The words wrapped around him, warm and comforting. Normally he would turn away from someone’s pity, but he knew Jane was not offering something so hollow as that. Jasper’s grief had been an intensely private thing, causing him to turn inward. Jane’s words made no attempt to pull him out of it. They were words of understanding, coming from somewhere deep within her. “Thank you,” was all he could say.

“For what it’s worth, I consider myself very lucky to have been found by you and your sisters.”

“Why’s that?” His voice was a rasp. Did she notice? It seemed impossible for her to miss it, not when she seemed to catch everything else.

She looked up at him through dark lashes. “As I’m sure you’re aware, it’s a cruel world we live in. I could have been found by highwaymen or worse. Instead, I was found by the Maycotts.” She paused, tilting her head as she tried to decipher him. “What I’m saying is you’ve done a good job holding your family together, my lord.”

“Jasper,” he corrected without thinking.

“What?” Even the hall candlelight couldn’t disguise her blush, and nothing could have prevented him from noticing how it spread to her chest, sinking below her neckline. The sight of it set his own skin aflame.
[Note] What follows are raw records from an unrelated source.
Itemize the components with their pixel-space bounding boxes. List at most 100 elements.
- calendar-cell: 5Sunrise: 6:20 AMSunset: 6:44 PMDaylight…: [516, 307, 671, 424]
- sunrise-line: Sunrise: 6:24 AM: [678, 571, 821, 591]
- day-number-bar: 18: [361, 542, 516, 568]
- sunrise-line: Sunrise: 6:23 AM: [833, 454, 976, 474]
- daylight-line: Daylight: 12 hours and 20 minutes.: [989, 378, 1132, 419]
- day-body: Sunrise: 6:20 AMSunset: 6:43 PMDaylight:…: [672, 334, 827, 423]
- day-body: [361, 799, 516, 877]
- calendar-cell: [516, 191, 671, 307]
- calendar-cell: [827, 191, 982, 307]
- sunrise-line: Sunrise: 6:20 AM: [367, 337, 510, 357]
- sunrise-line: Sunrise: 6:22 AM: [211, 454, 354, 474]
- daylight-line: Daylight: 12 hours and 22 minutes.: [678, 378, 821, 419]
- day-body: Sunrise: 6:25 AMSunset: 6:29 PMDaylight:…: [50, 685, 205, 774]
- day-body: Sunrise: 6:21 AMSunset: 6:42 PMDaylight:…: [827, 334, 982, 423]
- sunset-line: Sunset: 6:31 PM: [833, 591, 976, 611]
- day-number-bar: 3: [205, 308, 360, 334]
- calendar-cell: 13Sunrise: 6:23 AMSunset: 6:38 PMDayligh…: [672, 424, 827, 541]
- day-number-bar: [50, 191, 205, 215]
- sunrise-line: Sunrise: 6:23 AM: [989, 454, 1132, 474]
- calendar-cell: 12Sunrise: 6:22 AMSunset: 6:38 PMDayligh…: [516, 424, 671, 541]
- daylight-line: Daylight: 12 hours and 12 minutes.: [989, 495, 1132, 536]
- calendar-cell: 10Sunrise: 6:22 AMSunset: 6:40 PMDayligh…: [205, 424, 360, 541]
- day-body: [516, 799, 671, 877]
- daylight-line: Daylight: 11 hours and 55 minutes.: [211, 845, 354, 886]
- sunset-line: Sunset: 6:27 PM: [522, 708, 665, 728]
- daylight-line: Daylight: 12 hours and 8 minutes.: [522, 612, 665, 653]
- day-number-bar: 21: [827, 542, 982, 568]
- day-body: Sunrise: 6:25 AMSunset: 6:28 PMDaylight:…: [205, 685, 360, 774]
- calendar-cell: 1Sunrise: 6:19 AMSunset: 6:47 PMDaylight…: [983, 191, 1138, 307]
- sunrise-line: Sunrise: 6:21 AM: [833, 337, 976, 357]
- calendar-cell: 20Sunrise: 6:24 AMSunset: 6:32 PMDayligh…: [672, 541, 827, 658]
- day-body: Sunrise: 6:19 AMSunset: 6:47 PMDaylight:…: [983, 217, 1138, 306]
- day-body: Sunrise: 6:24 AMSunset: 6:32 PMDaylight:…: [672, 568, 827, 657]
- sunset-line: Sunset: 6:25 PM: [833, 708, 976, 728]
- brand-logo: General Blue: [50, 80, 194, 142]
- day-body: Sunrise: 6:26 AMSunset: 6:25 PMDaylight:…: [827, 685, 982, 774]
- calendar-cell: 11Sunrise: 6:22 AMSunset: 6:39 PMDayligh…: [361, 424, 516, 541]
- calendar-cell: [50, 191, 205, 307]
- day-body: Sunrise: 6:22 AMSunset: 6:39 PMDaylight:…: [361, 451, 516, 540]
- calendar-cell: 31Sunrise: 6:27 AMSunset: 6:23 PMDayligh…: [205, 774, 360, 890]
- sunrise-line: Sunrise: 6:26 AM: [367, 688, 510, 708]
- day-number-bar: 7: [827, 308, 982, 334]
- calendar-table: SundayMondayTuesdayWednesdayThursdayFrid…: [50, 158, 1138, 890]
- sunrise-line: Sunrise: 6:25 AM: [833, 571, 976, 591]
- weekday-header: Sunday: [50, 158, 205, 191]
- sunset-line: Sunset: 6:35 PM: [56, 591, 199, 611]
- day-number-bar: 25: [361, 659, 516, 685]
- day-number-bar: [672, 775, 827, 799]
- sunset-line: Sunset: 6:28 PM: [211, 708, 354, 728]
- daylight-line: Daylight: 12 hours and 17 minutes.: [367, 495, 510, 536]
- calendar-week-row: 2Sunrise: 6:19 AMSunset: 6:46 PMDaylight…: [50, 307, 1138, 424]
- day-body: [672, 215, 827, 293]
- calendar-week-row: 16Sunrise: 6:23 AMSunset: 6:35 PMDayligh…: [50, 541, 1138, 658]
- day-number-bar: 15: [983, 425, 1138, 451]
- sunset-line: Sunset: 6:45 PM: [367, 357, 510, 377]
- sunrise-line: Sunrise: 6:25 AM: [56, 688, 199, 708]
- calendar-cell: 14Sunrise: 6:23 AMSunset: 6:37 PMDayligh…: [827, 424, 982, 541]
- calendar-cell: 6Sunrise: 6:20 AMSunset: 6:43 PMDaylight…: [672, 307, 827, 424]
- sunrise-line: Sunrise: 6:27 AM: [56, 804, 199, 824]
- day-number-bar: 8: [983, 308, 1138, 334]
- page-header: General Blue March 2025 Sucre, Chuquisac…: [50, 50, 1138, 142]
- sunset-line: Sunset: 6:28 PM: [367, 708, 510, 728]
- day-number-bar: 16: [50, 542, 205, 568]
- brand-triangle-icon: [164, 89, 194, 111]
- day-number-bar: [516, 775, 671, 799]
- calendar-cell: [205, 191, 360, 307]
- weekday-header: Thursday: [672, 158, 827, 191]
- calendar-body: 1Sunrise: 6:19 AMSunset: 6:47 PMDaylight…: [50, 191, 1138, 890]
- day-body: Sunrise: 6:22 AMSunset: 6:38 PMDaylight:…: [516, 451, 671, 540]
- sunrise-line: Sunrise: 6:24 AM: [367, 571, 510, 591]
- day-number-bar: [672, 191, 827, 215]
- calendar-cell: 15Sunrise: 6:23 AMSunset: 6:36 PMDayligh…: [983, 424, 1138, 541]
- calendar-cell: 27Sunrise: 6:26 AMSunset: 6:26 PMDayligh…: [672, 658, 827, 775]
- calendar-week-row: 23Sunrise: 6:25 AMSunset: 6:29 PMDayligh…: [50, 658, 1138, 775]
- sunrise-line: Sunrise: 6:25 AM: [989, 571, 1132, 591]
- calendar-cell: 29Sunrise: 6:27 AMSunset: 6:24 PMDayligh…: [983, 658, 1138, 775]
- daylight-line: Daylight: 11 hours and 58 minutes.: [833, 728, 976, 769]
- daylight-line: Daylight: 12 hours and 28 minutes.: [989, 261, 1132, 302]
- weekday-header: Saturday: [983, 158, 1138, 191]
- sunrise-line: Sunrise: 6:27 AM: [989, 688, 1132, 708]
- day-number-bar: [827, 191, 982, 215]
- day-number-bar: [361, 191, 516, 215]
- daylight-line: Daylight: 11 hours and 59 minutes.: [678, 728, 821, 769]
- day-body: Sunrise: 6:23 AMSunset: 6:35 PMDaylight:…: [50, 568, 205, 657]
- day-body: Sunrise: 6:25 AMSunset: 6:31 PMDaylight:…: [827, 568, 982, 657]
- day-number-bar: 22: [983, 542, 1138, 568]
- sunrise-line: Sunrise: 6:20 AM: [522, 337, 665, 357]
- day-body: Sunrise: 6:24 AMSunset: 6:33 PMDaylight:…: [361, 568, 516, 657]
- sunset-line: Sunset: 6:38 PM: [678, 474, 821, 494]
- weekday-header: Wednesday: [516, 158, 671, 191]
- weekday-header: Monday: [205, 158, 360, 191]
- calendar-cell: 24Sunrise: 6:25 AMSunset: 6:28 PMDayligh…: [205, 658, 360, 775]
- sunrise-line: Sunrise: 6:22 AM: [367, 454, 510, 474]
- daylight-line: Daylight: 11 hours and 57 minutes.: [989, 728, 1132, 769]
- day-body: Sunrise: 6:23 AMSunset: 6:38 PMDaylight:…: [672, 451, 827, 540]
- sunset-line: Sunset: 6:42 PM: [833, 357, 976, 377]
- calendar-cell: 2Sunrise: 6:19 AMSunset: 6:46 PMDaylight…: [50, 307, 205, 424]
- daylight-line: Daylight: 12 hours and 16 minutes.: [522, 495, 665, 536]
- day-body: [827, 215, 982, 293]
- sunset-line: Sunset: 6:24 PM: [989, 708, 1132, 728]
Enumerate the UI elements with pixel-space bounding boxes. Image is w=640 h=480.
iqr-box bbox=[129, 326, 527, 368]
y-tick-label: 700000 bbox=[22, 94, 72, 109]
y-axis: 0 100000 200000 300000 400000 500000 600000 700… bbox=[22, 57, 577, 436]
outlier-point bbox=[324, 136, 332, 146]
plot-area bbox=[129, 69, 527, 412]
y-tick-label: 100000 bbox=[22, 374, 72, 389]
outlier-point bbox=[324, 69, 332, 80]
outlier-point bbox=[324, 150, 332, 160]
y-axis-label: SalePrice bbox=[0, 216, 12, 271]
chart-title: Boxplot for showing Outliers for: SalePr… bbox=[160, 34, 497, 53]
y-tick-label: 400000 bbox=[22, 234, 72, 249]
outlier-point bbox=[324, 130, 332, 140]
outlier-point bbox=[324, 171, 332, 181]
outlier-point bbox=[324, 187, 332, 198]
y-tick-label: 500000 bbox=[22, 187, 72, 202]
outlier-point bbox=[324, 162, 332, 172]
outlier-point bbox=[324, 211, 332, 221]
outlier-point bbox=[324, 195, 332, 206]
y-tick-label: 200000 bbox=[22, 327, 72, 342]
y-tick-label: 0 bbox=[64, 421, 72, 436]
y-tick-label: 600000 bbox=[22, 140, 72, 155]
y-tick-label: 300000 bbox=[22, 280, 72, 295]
To hell with it. “Call me Jasper.”

“Jasper,” she echoed, his name sounding like an incantation on her lips. “You know, a couple more rescues on your part and my debt to you will be impossible to repay.”

There was a coyness in her voice this time, a slight teasing to suggest her words were meant in jest, but it did nothing to smother the uncomfortable awareness that flared to life in Jasper’s chest, the one that told him there was no debt between them, and that he would have gladly ruined himself completely if it meant saving her.

He took the coward’s route once more and fled.